Il soccombente. Thomas Bernhard e le variazioni del dolore
Recensione di Antonio Danise. In copertina: “Il soccombente” di Thomas Bernhard, Adelphi, edizione del 1999
Pensai di scrivere qualcosa su Il soccombente di Thomas Bernhard, il libro che stavo leggendo da giorni nella traduzione di Renata Colorni. Ma erano solo pensieri vaghi, del tutto generici, senza un filo logico, qualcosa che non riuscivo a seguire.
Pensai di cominciare da un punto, come fosse l’incipit di un testo e così ben presto anch’io mi ritrovai senza sapere come all’interno di una locanda. Non che avessi idea di cosa farci ma sempre meglio che passare le notti fuori, pensai, anche se era estate e le temperature non scendevano da giorni ormai sotto i trenta gradi.
Da quella locanda, non visto, osservai la scena che si svolgeva sotto i miei occhi: un narratore che raccontava la storia di tre pianisti. Una delle caratteristiche che più mi ha colpito in questo romanzo è lo stile. Del resto, si sa, in quanto a stile Bernhard è un maestro.
Ci sono tre amici pianisti che frequentano a Salisburgo un corso tenuto da Horowitz e che presto prenderanno strade diverse. Fra i tre ce n’è uno che subito si distingue dagli altri per bravura. Si tratta di Glenn Gould, genio inarrivabile. La consapevolezza della genialità di Gould porta gli altri due amici a fare delle scelte radicali.
Incapaci di raggiungere le vette del virtuosismo di Gould, messe in evidenza nell’interpretazione delle Variazioni Goldberg di Bach, l’uno, Wertheimer, definito dallo stesso Gould come Il soccombente, da cui il titolo del romanzo, in esito a un lungo e lacerante travaglio interiore, si suicida. L’altro, il narratore, in cui si potrebbe intravedere lo stesso Bernhard, ammette che non potrà mai arrivare a confrontarsi con l’amico più dotato e sceglie semplicemente di disfarsi del pianoforte e dedicarsi ad altro.
Ma dicevo dello stile.
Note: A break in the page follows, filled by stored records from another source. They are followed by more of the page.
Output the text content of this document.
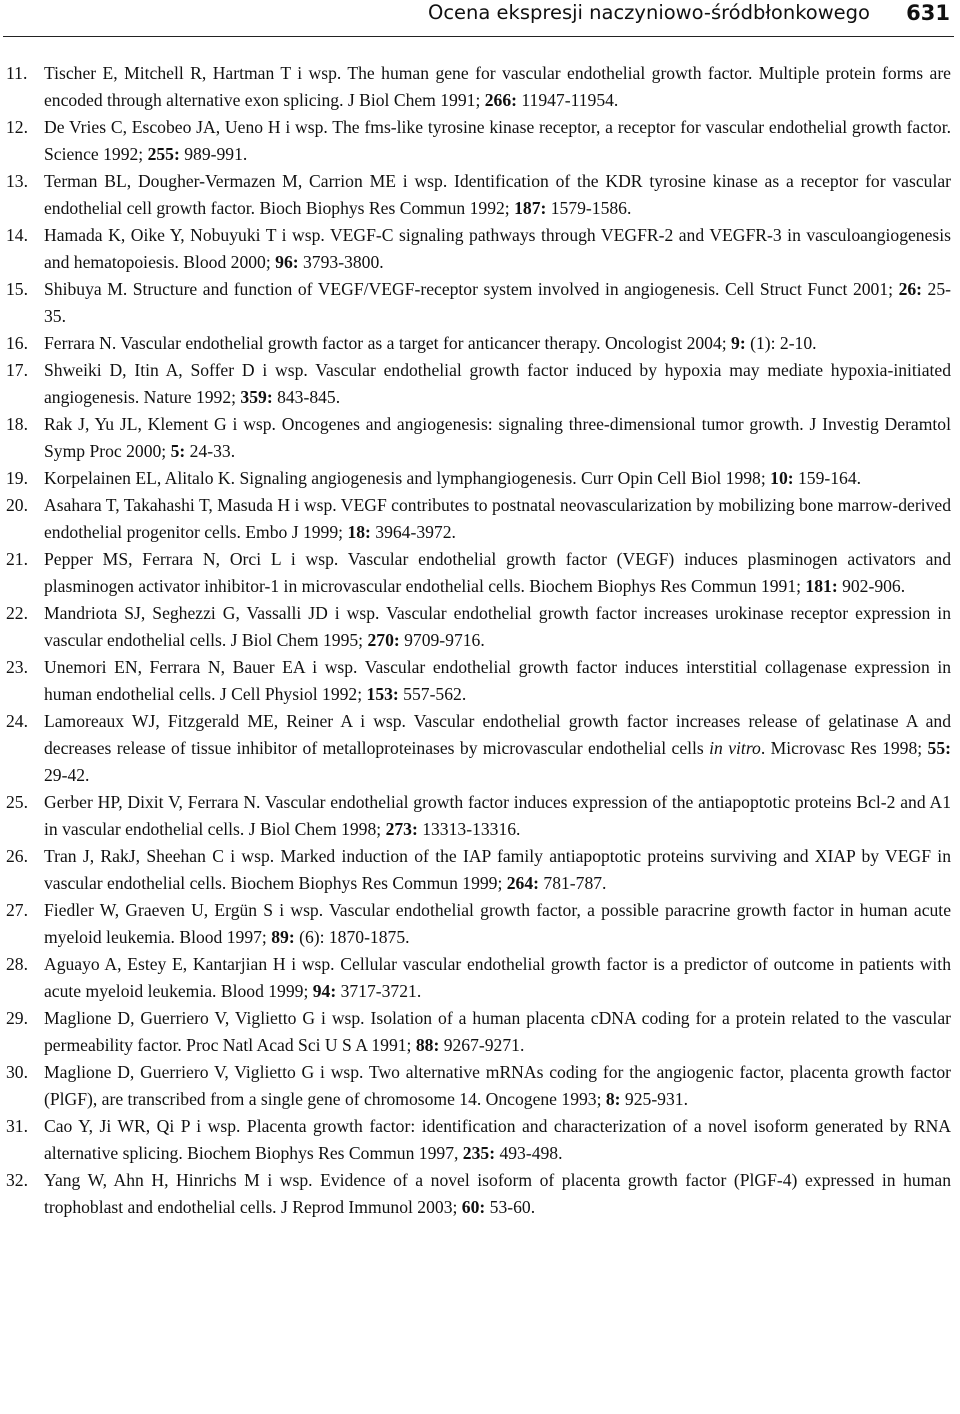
Ocena ekspresji naczyniowo-śródbłonkowego 631
11. Tischer E, Mitchell R, Hartman T i wsp. The human gene for vascular endothelial growth factor. Multiple protein forms are encoded through alternative exon splicing. J Biol Chem 1991; 266: 11947-11954.
12. De Vries C, Escobeo JA, Ueno H i wsp. The fms-like tyrosine kinase receptor, a receptor for vascular endothelial growth factor. Science 1992; 255: 989-991.
13. Terman BL, Dougher-Vermazen M, Carrion ME i wsp. Identification of the KDR tyrosine kinase as a receptor for vascular endothelial cell growth factor. Bioch Biophys Res Commun 1992; 187: 1579-1586.
14. Hamada K, Oike Y, Nobuyuki T i wsp. VEGF-C signaling pathways through VEGFR-2 and VEGFR-3 in vasculoangiogenesis and hematopoiesis. Blood 2000; 96: 3793-3800.
15. Shibuya M. Structure and function of VEGF/VEGF-receptor system involved in angiogenesis. Cell Struct Funct 2001; 26: 25-35.
16. Ferrara N. Vascular endothelial growth factor as a target for anticancer therapy. Oncologist 2004; 9: (1): 2-10.
17. Shweiki D, Itin A, Soffer D i wsp. Vascular endothelial growth factor induced by hypoxia may mediate hypoxia-initiated angiogenesis. Nature 1992; 359: 843-845.
18. Rak J, Yu JL, Klement G i wsp. Oncogenes and angiogenesis: signaling three-dimensional tumor growth. J Investig Deramtol Symp Proc 2000; 5: 24-33.
19. Korpelainen EL, Alitalo K. Signaling angiogenesis and lymphangiogenesis. Curr Opin Cell Biol 1998; 10: 159-164.
20. Asahara T, Takahashi T, Masuda H i wsp. VEGF contributes to postnatal neovascularization by mobilizing bone marrow-derived endothelial progenitor cells. Embo J 1999; 18: 3964-3972.
21. Pepper MS, Ferrara N, Orci L i wsp. Vascular endothelial growth factor (VEGF) induces plasminogen activators and plasminogen activator inhibitor-1 in microvascular endothelial cells. Biochem Biophys Res Commun 1991; 181: 902-906.
22. Mandriota SJ, Seghezzi G, Vassalli JD i wsp. Vascular endothelial growth factor increases urokinase receptor expression in vascular endothelial cells. J Biol Chem 1995; 270: 9709-9716.
23. Unemori EN, Ferrara N, Bauer EA i wsp. Vascular endothelial growth factor induces interstitial collagenase expression in human endothelial cells. J Cell Physiol 1992; 153: 557-562.
24. Lamoreaux WJ, Fitzgerald ME, Reiner A i wsp. Vascular endothelial growth factor increases release of gelatinase A and decreases release of tissue inhibitor of metalloproteinases by microvascular endothelial cells in vitro. Microvasc Res 1998; 55: 29-42.
25. Gerber HP, Dixit V, Ferrara N. Vascular endothelial growth factor induces expression of the antiapoptotic proteins Bcl-2 and A1 in vascular endothelial cells. J Biol Chem 1998; 273: 13313-13316.
26. Tran J, RakJ, Sheehan C i wsp. Marked induction of the IAP family antiapoptotic proteins surviving and XIAP by VEGF in vascular endothelial cells. Biochem Biophys Res Commun 1999; 264: 781-787.
27. Fiedler W, Graeven U, Ergün S i wsp. Vascular endothelial growth factor, a possible paracrine growth factor in human acute myeloid leukemia. Blood 1997; 89: (6): 1870-1875.
28. Aguayo A, Estey E, Kantarjian H i wsp. Cellular vascular endothelial growth factor is a predictor of outcome in patients with acute myeloid leukemia. Blood 1999; 94: 3717-3721.
29. Maglione D, Guerriero V, Viglietto G i wsp. Isolation of a human placenta cDNA coding for a protein related to the vascular permeability factor. Proc Natl Acad Sci U S A 1991; 88: 9267-9271.
30. Maglione D, Guerriero V, Viglietto G i wsp. Two alternative mRNAs coding for the angiogenic factor, placenta growth factor (PlGF), are transcribed from a single gene of chromosome 14. Oncogene 1993; 8: 925-931.
31. Cao Y, Ji WR, Qi P i wsp. Placenta growth factor: identification and characterization of a novel isoform generated by RNA alternative splicing. Biochem Biophys Res Commun 1997, 235: 493-498.
32. Yang W, Ahn H, Hinrichs M i wsp. Evidence of a novel isoform of placenta growth factor (PlGF-4) expressed in human trophoblast and endothelial cells. J Reprod Immunol 2003; 60: 53-60.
Per dar conto dello stile di scrittura di Bernhard parto dalla definizione di Variazione (in musica) proposta da Wikipedia: “La variazione è ogni riproposizione di un’idea musicale in cui essa subisca modifiche, più o meno profonde, rispetto alla sua forma originaria.”
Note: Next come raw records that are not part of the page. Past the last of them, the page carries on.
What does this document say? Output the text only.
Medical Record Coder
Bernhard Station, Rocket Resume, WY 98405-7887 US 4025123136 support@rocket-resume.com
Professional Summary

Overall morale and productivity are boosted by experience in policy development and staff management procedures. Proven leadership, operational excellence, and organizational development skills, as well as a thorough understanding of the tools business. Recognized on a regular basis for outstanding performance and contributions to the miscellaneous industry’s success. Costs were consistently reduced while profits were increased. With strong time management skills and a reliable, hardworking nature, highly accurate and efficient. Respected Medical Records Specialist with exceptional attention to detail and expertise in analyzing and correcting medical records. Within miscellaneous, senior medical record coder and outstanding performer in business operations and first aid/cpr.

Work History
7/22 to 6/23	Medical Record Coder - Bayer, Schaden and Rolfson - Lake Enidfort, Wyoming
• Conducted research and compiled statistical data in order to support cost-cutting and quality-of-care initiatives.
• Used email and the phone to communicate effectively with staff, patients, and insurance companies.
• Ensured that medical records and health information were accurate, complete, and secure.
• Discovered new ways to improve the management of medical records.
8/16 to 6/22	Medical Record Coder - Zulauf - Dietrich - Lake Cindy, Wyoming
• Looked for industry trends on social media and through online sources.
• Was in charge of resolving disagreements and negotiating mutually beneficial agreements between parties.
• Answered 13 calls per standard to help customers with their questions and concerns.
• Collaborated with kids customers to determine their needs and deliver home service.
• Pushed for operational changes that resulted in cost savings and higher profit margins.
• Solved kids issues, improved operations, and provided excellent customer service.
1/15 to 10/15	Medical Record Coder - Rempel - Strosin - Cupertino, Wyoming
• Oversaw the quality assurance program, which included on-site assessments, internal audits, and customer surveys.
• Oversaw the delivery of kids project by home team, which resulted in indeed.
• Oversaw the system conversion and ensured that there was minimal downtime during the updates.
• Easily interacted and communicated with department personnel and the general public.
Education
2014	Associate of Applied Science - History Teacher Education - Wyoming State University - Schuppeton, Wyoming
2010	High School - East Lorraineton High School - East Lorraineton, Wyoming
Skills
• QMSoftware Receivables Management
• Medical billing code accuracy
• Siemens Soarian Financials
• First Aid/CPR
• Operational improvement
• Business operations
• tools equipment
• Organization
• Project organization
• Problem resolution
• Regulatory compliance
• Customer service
Ne Il soccombente la variazione è anche ripetizione ossessiva e ossessionante di concetti, di fatti, di episodi, di avvenimenti, di eventi con i quali noi lettori entriamo talmente tanto in confidenza per il fatto di leggerli decine e decine di volte lungo il testo del romanzo, concepito come un unico e lunghissimo flusso di coscienza, in cui affiorano ricordi riproposti ogni volta con poche e impercettibili variazioni linguistiche, e che il narratore tiene insieme presentandocele in maniera reiterativa attraverso l’impiego asfissiante del verbo “pensai”, che alla fine ci sembra di restare invischiati dentro la storia senza che riusciamo a intravedere una possibilità di venirne fuori in alcun modo, rimanendo come intrappolati in questo monologo interiore per tutta la lunghezza del romanzo.
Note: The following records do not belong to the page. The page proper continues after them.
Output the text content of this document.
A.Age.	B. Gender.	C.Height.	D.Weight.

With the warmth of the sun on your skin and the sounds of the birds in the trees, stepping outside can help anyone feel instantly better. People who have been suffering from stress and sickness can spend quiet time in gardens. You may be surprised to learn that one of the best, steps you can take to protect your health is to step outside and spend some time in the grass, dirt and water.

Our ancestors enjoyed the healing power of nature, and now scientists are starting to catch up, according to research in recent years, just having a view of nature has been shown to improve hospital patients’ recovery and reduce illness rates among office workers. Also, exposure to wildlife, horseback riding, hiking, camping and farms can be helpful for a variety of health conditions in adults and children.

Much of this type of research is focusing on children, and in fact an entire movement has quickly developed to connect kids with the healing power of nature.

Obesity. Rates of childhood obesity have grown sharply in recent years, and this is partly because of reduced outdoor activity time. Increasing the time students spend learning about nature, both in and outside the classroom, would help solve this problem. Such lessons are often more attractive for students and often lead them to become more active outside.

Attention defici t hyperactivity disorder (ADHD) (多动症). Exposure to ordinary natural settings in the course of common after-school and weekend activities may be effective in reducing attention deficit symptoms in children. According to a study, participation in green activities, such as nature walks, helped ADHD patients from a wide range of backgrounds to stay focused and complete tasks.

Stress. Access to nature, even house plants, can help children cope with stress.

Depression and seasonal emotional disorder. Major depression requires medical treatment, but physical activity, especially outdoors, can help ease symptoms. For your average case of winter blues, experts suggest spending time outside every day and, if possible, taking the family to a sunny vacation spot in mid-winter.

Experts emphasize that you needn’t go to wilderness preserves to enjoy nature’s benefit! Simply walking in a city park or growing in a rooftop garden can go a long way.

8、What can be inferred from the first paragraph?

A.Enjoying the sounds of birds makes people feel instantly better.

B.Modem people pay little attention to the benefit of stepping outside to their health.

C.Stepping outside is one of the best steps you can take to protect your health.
“Dopo essere stato abbandonato dalla sorella, pensai, Wertheimer non aveva altra scelta se non quella di togliersi la vita. Voleva pubblicare un libro ma non c’è riuscito perché ha seguitato a modificare il suo manoscritto, lo ha modificato talmente spesso che alla fine di quel manoscritto non è rimasto più nulla, in realtà i cambiamenti del manoscritto altro non erano che la totale cancellazione del manoscritto stesso, di cui alla fine non è rimasto che il titolo, che era Il soccombente.”
Ogni lettura di un romanzo di Bernhard è un’esperienza che segna, che non lascia indifferenti. Che provoca un perturbamento, per citare il titolo di un altro suo romanzo, forse quello più noto.